Yoox Net-a-Porter is no longer shipping to Russia.
Paris-based brand Elleme has set aside all its blue and yellow products on its online store – with 100 per cent of the proceeds from these sales going towards UNICEF’s Ukraine appeal.
Valentino is joining forces with Camera Nazionale della Moda Italiana to donate 500,000 Euro in support of UNHCR to provide immediate help to the Ukraine refugees.
Chanel have released a statement saying that the brand "strongly stands for peace and for all people impacted by the war in Ukraine. From the start of this conflict, the protection and safety of our affected employees has been our top priority, providing financial, moral, and organisational support."

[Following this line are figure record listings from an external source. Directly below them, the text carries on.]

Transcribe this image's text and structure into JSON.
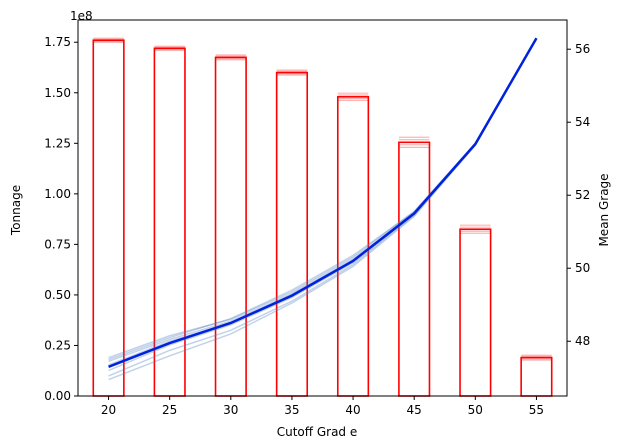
{
  "chart_data": {
    "type": "bar",
    "xlabel": "Cutoff Grad e",
    "ylabel_left": "Tonnage",
    "ylabel_right": "Mean Grage",
    "left_exponent_label": "1e8",
    "x_ticks": [
      20,
      25,
      30,
      35,
      40,
      45,
      50,
      55
    ],
    "x_tick_labels": [
      "20",
      "25",
      "30",
      "35",
      "40",
      "45",
      "50",
      "55"
    ],
    "xlim": [
      17.5,
      57.5
    ],
    "left_ylim": [
      0,
      1.86
    ],
    "left_y_ticks": [
      0,
      0.25,
      0.5,
      0.75,
      1.0,
      1.25,
      1.5,
      1.75
    ],
    "left_y_tick_labels": [
      "0.00",
      "0.25",
      "0.50",
      "0.75",
      "1.00",
      "1.25",
      "1.50",
      "1.75"
    ],
    "right_ylim": [
      46.5,
      56.8
    ],
    "right_y_ticks": [
      48,
      50,
      52,
      54,
      56
    ],
    "right_y_tick_labels": [
      "48",
      "50",
      "52",
      "54",
      "56"
    ],
    "bar_width": 2.5,
    "bars": {
      "color": "#ff0000",
      "x": [
        20,
        25,
        30,
        35,
        40,
        45,
        50,
        55
      ],
      "values": [
        1.76,
        1.72,
        1.675,
        1.6,
        1.48,
        1.255,
        0.825,
        0.19
      ],
      "spread": [
        0.01,
        0.01,
        0.012,
        0.012,
        0.018,
        0.025,
        0.02,
        0.012
      ]
    },
    "mean_grade_line": {
      "color": "#0022dd",
      "x": [
        20,
        25,
        30,
        35,
        40,
        45,
        50,
        55
      ],
      "values": [
        47.3,
        47.95,
        48.5,
        49.25,
        50.2,
        51.5,
        53.4,
        56.3
      ]
    },
    "mean_grade_realizations": {
      "color": "#4f7fc0",
      "x": [
        20,
        25,
        30,
        35,
        40,
        45,
        50,
        55
      ],
      "series": [
        [
          47.55,
          48.15,
          48.6,
          49.35,
          50.3,
          51.55,
          53.4,
          56.3
        ],
        [
          47.45,
          48.05,
          48.55,
          49.3,
          50.25,
          51.5,
          53.42,
          56.3
        ],
        [
          47.2,
          47.9,
          48.45,
          49.2,
          50.15,
          51.48,
          53.38,
          56.3
        ],
        [
          47.05,
          47.75,
          48.3,
          49.1,
          50.1,
          51.45,
          53.4,
          56.3
        ],
        [
          46.95,
          47.6,
          48.2,
          49.05,
          50.05,
          51.42,
          53.37,
          56.3
        ],
        [
          47.35,
          48.0,
          48.5,
          49.28,
          50.22,
          51.52,
          53.41,
          56.3
        ],
        [
          47.5,
          48.1,
          48.62,
          49.4,
          50.35,
          51.55,
          53.43,
          56.3
        ]
      ]
    }
  }
}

Our Legacy has released T-shirts for Ukraine. You can buy them here
LOEWE is making a donation to Cruz Roja Española in support of refugees affected by the war in Ukraine.
Bite Studios have decided to stop all business and all deliveries to Russia.
Filippa K is donating 100,000 SEK to the UNHCR refugee emergency fund that’s aiding forcibly displaced people in Ukraine and neighbouring countries. The company also has no business ties with Russia.
Balenciaga joined the ranks of brands showing support for Ukraine. On top of showing blue and yellow looks, designer Demna Gvasalia wrote in the show notes that: "The war in Ukraine has triggered the pain of a past trauma I have carried in me since 1993. when the same thing happened in my home country and I became a forever refugee. Forever, because that's something that stays in you. The fear, the desperation, the realisation that no one wants you. But I also realised what really matters in life, the most important things, like life itself and human love and compassion. This is why working on this show this week was so incredibly hard for me. Because in a time like this, fashion loses its relevance and its actual right to exist. Fashion week feels like some kind of an absurdity. I thought for a moment about cancelling the show that I and my team worked hard on and were all looking forward to. But then I realised that cancelling this show would mean giving in, surrendering to the evil that has already hurt me so much for almost 30 years. I decided that I can no longer sacrifice parts of me to that senseless, heartless war of ego. This show needs no explanation. It is a dedication to fearlessness, to resistance, and to the victory of love and peace.:
The world's largest luxury players including Chanel, LVMH, Kering, Hermès and Richemont have one by one announced a pause in Russian commercial trading overnight. High street brands like Arket and Cos are also closing down their stores in Russia with the H&M Foundation having donated to Save the Children and UNHCR to support their work.
The Armani Group announces it is joining the war effort with a donation of 500 thousand Euros to the UNHCR, The UN Refugee Agency, for the assistance and protection of those who have been forced to flee the war in Ukraine. The Group will also donate essential clothing to the refugees which will be distributed through the Italian nonprofit organisation Comunità di Sant'Egidio.
By Malene Birger joins the many Scandi brands donating to UNHCR.
Rejina Pyo has halted their retail in Russia as a stand against the act of invasion. Taking to Instagram the brand writes: "We believe this is a necessary action to support Ukraine in the current situation. We will continue to donate funds to organisations supporting on the ground and we encourage our peers and customers to help in any way they can."